Grönemeyer hielt ein flammendes Plädoyer dafür, sich nicht nur für Hilfsprojekte einzusetzen, sondern zudem die Musik selbst politisch aufzuladen. Die deutsche Poplandschaft sei, bis auf den Hip-Hop, „vernebelt“. Ein Zustand, der zur Ära Merkel passe. Der Künstler, das kam mehrfach deutlich durch, ist kein Fan der Kanzlerin. „Wir als Musiker sind dafür da, die Leute zu ärgern, nervös zu machen, aufzurütteln. Vor allem junge Kunst muss den Etablierten so richtig auf die Nerven gehen“, sagte er.
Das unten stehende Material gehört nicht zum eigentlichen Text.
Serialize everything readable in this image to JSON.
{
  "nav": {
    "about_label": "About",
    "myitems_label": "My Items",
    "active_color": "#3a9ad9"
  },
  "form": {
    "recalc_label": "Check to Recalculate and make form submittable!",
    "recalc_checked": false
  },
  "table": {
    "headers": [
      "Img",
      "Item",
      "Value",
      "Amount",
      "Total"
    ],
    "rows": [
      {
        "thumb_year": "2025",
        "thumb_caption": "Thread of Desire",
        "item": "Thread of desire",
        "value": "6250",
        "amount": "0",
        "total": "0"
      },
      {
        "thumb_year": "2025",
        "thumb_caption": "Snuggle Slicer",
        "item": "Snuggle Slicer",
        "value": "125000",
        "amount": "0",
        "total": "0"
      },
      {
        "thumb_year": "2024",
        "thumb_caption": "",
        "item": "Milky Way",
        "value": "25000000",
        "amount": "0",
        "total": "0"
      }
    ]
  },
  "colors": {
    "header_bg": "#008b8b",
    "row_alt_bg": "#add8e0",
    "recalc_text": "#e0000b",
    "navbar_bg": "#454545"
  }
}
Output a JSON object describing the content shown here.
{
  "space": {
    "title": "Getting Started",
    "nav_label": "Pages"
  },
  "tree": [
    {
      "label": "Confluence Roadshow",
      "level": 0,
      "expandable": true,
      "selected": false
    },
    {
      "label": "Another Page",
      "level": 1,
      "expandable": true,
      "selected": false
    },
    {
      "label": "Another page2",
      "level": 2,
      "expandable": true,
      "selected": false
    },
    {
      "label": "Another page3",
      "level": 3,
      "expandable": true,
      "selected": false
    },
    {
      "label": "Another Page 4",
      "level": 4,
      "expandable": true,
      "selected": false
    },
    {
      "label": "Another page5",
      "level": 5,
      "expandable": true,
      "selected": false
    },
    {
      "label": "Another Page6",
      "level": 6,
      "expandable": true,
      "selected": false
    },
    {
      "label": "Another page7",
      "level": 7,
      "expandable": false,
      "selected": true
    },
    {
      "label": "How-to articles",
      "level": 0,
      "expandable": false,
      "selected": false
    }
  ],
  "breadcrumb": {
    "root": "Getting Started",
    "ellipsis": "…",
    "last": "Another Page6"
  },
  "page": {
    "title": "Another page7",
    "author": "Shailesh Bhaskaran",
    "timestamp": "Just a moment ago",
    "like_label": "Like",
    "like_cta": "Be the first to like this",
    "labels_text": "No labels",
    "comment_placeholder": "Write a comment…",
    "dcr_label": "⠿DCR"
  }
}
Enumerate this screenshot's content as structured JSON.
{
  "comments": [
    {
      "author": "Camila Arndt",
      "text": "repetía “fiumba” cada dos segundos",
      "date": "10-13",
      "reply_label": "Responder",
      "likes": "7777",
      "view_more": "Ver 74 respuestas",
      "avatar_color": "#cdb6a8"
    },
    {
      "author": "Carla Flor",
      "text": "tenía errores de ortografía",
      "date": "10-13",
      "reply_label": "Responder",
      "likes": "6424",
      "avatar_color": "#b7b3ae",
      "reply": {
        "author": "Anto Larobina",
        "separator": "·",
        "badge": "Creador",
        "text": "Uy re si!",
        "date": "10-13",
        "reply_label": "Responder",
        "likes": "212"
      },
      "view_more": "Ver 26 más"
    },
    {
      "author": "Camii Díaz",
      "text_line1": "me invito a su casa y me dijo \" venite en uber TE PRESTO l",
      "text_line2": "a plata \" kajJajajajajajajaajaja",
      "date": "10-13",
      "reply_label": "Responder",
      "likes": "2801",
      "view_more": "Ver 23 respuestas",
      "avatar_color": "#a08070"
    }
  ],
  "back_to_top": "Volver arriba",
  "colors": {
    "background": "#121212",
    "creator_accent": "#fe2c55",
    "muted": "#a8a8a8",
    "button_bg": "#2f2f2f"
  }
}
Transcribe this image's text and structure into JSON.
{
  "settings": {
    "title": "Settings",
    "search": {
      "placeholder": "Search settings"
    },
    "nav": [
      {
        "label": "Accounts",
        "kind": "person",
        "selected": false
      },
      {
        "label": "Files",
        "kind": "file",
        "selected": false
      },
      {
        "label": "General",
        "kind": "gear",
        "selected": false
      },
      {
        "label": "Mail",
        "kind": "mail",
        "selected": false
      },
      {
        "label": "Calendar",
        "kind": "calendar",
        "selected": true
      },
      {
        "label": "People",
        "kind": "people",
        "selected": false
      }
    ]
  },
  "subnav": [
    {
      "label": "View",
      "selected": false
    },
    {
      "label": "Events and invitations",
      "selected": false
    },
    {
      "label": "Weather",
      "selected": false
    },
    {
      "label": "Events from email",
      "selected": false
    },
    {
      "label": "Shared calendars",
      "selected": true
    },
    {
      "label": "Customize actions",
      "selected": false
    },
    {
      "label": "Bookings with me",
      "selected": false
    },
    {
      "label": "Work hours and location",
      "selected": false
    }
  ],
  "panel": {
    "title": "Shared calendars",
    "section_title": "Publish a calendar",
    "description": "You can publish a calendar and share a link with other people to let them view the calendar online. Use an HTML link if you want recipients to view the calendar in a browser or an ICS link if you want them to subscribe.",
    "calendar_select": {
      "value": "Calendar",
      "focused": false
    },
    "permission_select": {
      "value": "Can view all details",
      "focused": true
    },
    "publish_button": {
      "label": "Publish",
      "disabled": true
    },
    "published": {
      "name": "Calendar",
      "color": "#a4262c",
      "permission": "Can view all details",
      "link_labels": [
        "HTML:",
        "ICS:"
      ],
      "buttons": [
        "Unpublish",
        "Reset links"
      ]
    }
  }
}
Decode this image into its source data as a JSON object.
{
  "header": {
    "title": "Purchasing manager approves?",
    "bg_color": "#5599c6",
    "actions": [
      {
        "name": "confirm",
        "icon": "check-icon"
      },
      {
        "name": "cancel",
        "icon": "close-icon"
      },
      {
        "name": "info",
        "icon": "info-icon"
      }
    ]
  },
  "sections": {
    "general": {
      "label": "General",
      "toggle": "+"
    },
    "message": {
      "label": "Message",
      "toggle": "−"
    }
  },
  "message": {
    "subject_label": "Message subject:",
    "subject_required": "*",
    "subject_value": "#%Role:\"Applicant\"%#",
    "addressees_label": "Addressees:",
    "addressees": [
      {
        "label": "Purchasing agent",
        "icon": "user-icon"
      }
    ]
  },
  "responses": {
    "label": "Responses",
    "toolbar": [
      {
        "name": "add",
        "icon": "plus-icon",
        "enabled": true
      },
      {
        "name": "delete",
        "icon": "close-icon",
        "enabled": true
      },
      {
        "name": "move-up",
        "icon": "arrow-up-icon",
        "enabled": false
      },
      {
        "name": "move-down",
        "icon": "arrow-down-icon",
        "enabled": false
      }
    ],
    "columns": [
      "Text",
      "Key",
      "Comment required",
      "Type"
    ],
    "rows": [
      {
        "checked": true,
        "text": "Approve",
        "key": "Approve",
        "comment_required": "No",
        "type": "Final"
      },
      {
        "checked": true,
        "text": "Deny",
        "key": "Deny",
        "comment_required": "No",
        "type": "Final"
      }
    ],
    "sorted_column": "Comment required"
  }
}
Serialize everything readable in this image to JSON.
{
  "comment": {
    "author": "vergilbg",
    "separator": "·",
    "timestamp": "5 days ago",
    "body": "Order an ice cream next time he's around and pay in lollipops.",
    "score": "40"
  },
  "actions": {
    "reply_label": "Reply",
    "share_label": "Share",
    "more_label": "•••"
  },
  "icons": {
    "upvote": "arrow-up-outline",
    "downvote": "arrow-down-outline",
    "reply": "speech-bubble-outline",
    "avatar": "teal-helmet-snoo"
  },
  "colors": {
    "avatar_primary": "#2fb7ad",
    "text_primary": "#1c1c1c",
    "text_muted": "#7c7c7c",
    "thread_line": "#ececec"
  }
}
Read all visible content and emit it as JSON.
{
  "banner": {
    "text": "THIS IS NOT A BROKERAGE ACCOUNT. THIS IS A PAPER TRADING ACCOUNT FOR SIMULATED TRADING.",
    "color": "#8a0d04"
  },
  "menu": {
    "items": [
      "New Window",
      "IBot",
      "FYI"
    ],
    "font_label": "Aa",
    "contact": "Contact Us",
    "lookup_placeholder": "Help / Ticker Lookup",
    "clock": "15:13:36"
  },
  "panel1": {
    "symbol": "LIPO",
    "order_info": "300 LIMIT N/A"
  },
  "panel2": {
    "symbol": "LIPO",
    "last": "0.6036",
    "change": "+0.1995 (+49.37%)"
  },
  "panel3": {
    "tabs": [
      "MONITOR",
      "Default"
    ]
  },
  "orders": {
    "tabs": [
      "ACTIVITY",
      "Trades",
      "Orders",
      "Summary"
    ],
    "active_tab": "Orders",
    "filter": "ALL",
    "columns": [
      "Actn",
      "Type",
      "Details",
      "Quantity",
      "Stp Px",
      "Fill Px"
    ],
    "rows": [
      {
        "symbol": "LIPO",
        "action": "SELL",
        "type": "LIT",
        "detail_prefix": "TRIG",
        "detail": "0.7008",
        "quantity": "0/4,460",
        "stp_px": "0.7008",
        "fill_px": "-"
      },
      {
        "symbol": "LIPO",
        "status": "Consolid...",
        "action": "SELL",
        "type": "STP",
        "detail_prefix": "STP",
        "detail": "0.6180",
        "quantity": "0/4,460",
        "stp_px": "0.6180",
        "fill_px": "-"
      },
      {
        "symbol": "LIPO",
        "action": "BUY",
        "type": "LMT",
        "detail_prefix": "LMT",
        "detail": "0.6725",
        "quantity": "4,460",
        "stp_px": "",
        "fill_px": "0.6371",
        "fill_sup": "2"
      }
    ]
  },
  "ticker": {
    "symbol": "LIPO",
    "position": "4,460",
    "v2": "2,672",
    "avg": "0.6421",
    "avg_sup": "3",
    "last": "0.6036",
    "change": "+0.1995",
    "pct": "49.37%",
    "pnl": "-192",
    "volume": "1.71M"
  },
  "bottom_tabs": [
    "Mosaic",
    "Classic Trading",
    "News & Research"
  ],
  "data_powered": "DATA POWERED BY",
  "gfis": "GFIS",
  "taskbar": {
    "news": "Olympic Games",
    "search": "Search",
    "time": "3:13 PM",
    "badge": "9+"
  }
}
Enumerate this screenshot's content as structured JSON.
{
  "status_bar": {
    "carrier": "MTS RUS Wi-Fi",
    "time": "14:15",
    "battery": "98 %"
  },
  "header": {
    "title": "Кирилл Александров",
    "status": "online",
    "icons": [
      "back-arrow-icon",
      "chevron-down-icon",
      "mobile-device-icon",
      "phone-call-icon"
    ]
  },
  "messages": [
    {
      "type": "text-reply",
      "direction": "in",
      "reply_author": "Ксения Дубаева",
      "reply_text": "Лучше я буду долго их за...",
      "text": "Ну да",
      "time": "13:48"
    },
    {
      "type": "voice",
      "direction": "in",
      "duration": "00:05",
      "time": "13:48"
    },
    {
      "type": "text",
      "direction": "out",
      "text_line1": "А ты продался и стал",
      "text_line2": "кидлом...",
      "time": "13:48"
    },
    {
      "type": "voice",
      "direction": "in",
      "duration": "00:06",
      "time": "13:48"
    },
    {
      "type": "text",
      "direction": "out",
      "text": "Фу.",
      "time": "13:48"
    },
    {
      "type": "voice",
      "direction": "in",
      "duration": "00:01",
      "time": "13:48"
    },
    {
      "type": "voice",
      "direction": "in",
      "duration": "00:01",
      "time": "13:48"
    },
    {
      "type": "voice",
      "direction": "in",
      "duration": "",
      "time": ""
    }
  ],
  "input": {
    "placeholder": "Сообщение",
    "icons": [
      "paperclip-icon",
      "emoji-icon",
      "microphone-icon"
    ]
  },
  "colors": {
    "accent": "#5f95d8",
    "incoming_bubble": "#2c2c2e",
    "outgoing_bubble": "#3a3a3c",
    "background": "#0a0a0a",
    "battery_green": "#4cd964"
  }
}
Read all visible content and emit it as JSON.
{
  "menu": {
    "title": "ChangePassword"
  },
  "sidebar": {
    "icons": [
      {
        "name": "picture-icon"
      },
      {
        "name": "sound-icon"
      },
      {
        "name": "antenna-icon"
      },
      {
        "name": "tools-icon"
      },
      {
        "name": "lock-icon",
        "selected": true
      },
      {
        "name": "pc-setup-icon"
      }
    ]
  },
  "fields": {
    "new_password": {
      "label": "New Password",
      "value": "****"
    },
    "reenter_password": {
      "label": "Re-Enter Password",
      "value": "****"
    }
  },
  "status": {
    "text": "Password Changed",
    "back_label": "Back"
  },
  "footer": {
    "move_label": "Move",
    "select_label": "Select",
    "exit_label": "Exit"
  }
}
Mit Foren wie diesem positioniert sich das Reeperbahn Festival in seiner zwölften Ausgabe gezielt politisch. Während am Donnerstag die ersten Länder ihre Bands Tausenden von Popfans auf diversen Kiez-Bühnen präsentierten, debattierten die Konferenzteilnehmer parallel über Pop und Gesellschaft, aber auch über rechtliche und geschäftliche Grundlagen der Musikproduktion. Es ist durchaus beeindruckend, wie viel – salopp formuliert – Hirnschmalz da bis Sonnabend auf St. Pauli zusammen kommt. Wenn man so will, wird die geile zur smarten Meile. Etwa, wenn ein emphatisch-polternder Dieter Gorny vom Bundesverband Musikindustrie mit An­dreas Briese von YouTube beherzt über Lizenzpflicht im Internet streitet.

Da werden nicht nur theoretisch dicke Bretter gebohrt, sondern tatsächlich suchen die Akteure inspiriert nach Lösungen. Eine Strahlkraft der Ideen und Aktivitäten, die da von Hamburg ausgeht. In die Kategorie zukunftsweisender Impulse fällt auch das Projekt Keychange: Das Netzwerk hat das Ziel, Frauen in der Musikbranche zu stärken und ihre Anzahl im Pop zu erhöhen. Ein Thema, das übrigens Männer wie Frauen gleichermaßen interessierte.

Der Board Room im Arcotel Onyx am Ende der Reeperbahn quoll nahezu über, als sich Garbage-Sängerin Shirley Manson für Chancengleichheit einsetzte. „In den 90er-Jahren gab es weniger Stereotypen im Pop-Business, jetzt erleben wir einen heftigen Schritt zurück“, erklärte die Rockmusikerin. Sie verwies unter anderem auf Donald Trumps „Pussy grabbing“-Kommentar. Sowohl bei Grönemeyer als auch bei Manson zeichnete sich ab: Eine zugespitzte politische Lage führt zu verstärktem Engagement. Nun gelte es, wie Grönemeyer betonte, die Wut in Humanismus zu verwandeln.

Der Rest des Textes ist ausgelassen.